Killing Flaky Tests Without Killing Coverage

Flaky tests erode trust faster than missing coverage. A suite that cries wolf gets muted, and a muted suite catches nothing. Here is the loop I use to bring flakiness under control without throwing away the tests that matter.

Isolate before you blame the suite

The first question is always: does it fail on its own? Re-run the failing spec in isolation, many times:

npx playwright test flaky.spec.ts --repeat-each=20

Fails in isolation → the flake is in the test or the app, not shared state. Good — that is a real bug you can fix.
Passes in isolation, fails in the suite → order dependence or shared state (a leaked cookie, a seeded row, a global clock). Now you are hunting a leak, not a race.

Quarantine, don’t delete

A flaky test still encodes intent. Deleting it deletes the signal along with the noise. Instead:

Tag it (@quarantine) and move it off the blocking path.
Open a ticket with the isolation evidence attached.
Keep running it in a non-gating job so you can tell when it stabilizes.

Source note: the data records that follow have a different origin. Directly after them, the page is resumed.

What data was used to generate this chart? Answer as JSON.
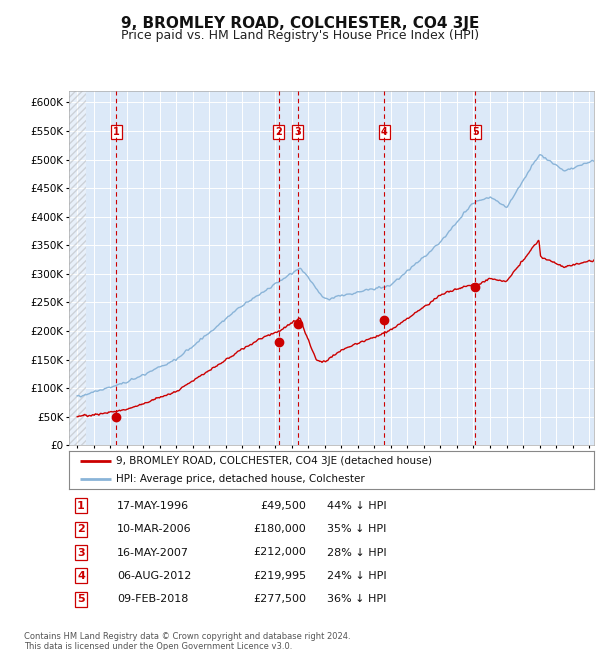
{
  "title": "9, BROMLEY ROAD, COLCHESTER, CO4 3JE",
  "subtitle": "Price paid vs. HM Land Registry's House Price Index (HPI)",
  "x_start_year": 1994,
  "x_end_year": 2025,
  "y_min": 0,
  "y_max": 620000,
  "y_ticks": [
    0,
    50000,
    100000,
    150000,
    200000,
    250000,
    300000,
    350000,
    400000,
    450000,
    500000,
    550000,
    600000
  ],
  "y_tick_labels": [
    "£0",
    "£50K",
    "£100K",
    "£150K",
    "£200K",
    "£250K",
    "£300K",
    "£350K",
    "£400K",
    "£450K",
    "£500K",
    "£550K",
    "£600K"
  ],
  "sales": [
    {
      "num": 1,
      "date_yr": 1996.375,
      "price": 49500,
      "label": "17-MAY-1996",
      "pct": "44% ↓ HPI"
    },
    {
      "num": 2,
      "date_yr": 2006.19,
      "price": 180000,
      "label": "10-MAR-2006",
      "pct": "35% ↓ HPI"
    },
    {
      "num": 3,
      "date_yr": 2007.37,
      "price": 212000,
      "label": "16-MAY-2007",
      "pct": "28% ↓ HPI"
    },
    {
      "num": 4,
      "date_yr": 2012.6,
      "price": 219995,
      "label": "06-AUG-2012",
      "pct": "24% ↓ HPI"
    },
    {
      "num": 5,
      "date_yr": 2018.1,
      "price": 277500,
      "label": "09-FEB-2018",
      "pct": "36% ↓ HPI"
    }
  ],
  "legend_line1": "9, BROMLEY ROAD, COLCHESTER, CO4 3JE (detached house)",
  "legend_line2": "HPI: Average price, detached house, Colchester",
  "footnote1": "Contains HM Land Registry data © Crown copyright and database right 2024.",
  "footnote2": "This data is licensed under the Open Government Licence v3.0.",
  "plot_bg_color": "#dce9f8",
  "grid_color": "#ffffff",
  "hpi_line_color": "#8ab4d8",
  "price_line_color": "#cc0000",
  "vline_color": "#cc0000",
  "marker_color": "#cc0000",
  "title_fontsize": 11,
  "subtitle_fontsize": 9
}
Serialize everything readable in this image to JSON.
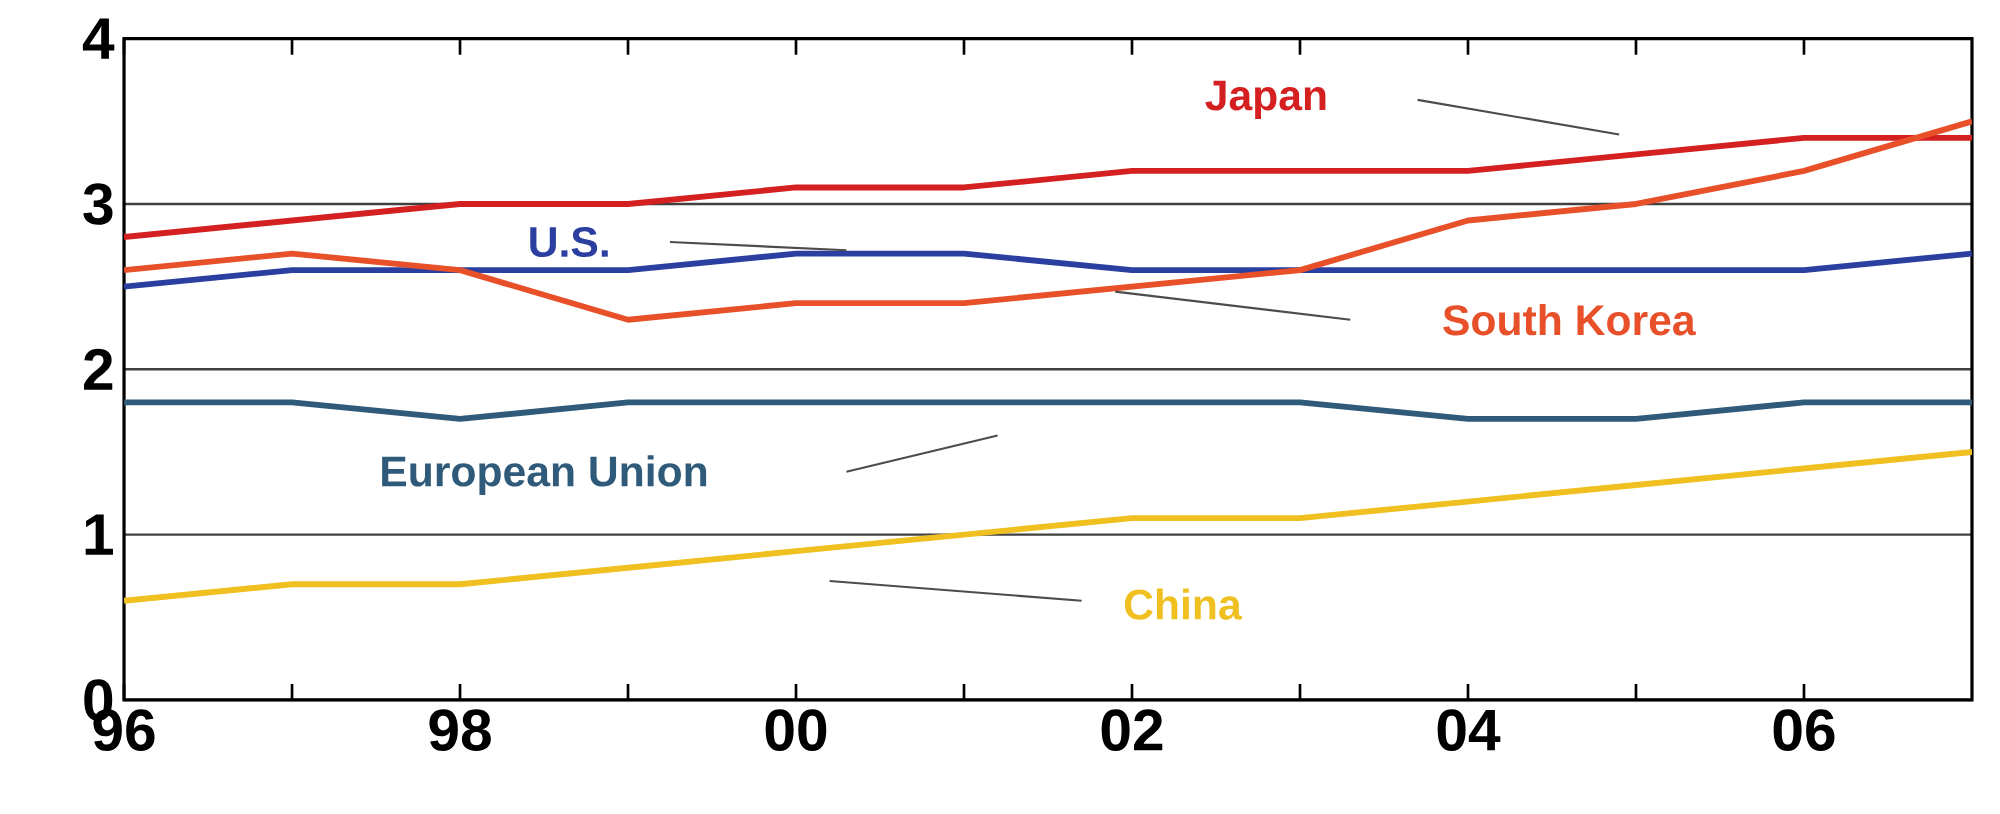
{
  "chart_data": {
    "type": "line",
    "x": [
      1996,
      1997,
      1998,
      1999,
      2000,
      2001,
      2002,
      2003,
      2004,
      2005,
      2006,
      2007
    ],
    "series": [
      {
        "name": "Japan",
        "color": "#d42020",
        "values": [
          2.8,
          2.9,
          3.0,
          3.0,
          3.1,
          3.1,
          3.2,
          3.2,
          3.2,
          3.3,
          3.4,
          3.4
        ]
      },
      {
        "name": "U.S.",
        "color": "#2a3fa0",
        "values": [
          2.5,
          2.6,
          2.6,
          2.6,
          2.7,
          2.7,
          2.6,
          2.6,
          2.6,
          2.6,
          2.6,
          2.7
        ]
      },
      {
        "name": "South Korea",
        "color": "#e8502a",
        "values": [
          2.6,
          2.7,
          2.6,
          2.3,
          2.4,
          2.4,
          2.5,
          2.6,
          2.9,
          3.0,
          3.2,
          3.5
        ]
      },
      {
        "name": "European Union",
        "color": "#2f5a7a",
        "values": [
          1.8,
          1.8,
          1.7,
          1.8,
          1.8,
          1.8,
          1.8,
          1.8,
          1.7,
          1.7,
          1.8,
          1.8
        ]
      },
      {
        "name": "China",
        "color": "#f0c020",
        "values": [
          0.6,
          0.7,
          0.7,
          0.8,
          0.9,
          1.0,
          1.1,
          1.1,
          1.2,
          1.3,
          1.4,
          1.5
        ]
      }
    ],
    "xlim": [
      1996,
      2007
    ],
    "ylim": [
      0,
      4
    ],
    "xticks": [
      {
        "value": 1996,
        "label": "96"
      },
      {
        "value": 1997,
        "label": null
      },
      {
        "value": 1998,
        "label": "98"
      },
      {
        "value": 1999,
        "label": null
      },
      {
        "value": 2000,
        "label": "00"
      },
      {
        "value": 2001,
        "label": null
      },
      {
        "value": 2002,
        "label": "02"
      },
      {
        "value": 2003,
        "label": null
      },
      {
        "value": 2004,
        "label": "04"
      },
      {
        "value": 2005,
        "label": null
      },
      {
        "value": 2006,
        "label": "06"
      }
    ],
    "yticks": [
      0,
      1,
      2,
      3,
      4
    ],
    "grid": "y",
    "legend": false,
    "marker": "none",
    "line_style": "solid"
  }
}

Fix the cause, not the symptom

Retries are anesthetic, not a cure. Before adding one, ask what the retry is hiding:

A test that only passes on the second try is telling you the first try’s conditions were not guaranteed. Guarantee them.

Most e2e flakiness traces back to three causes: waiting on time instead of state, unisolated test data, and animations racing assertions. Fix those and the retry count drops on its own.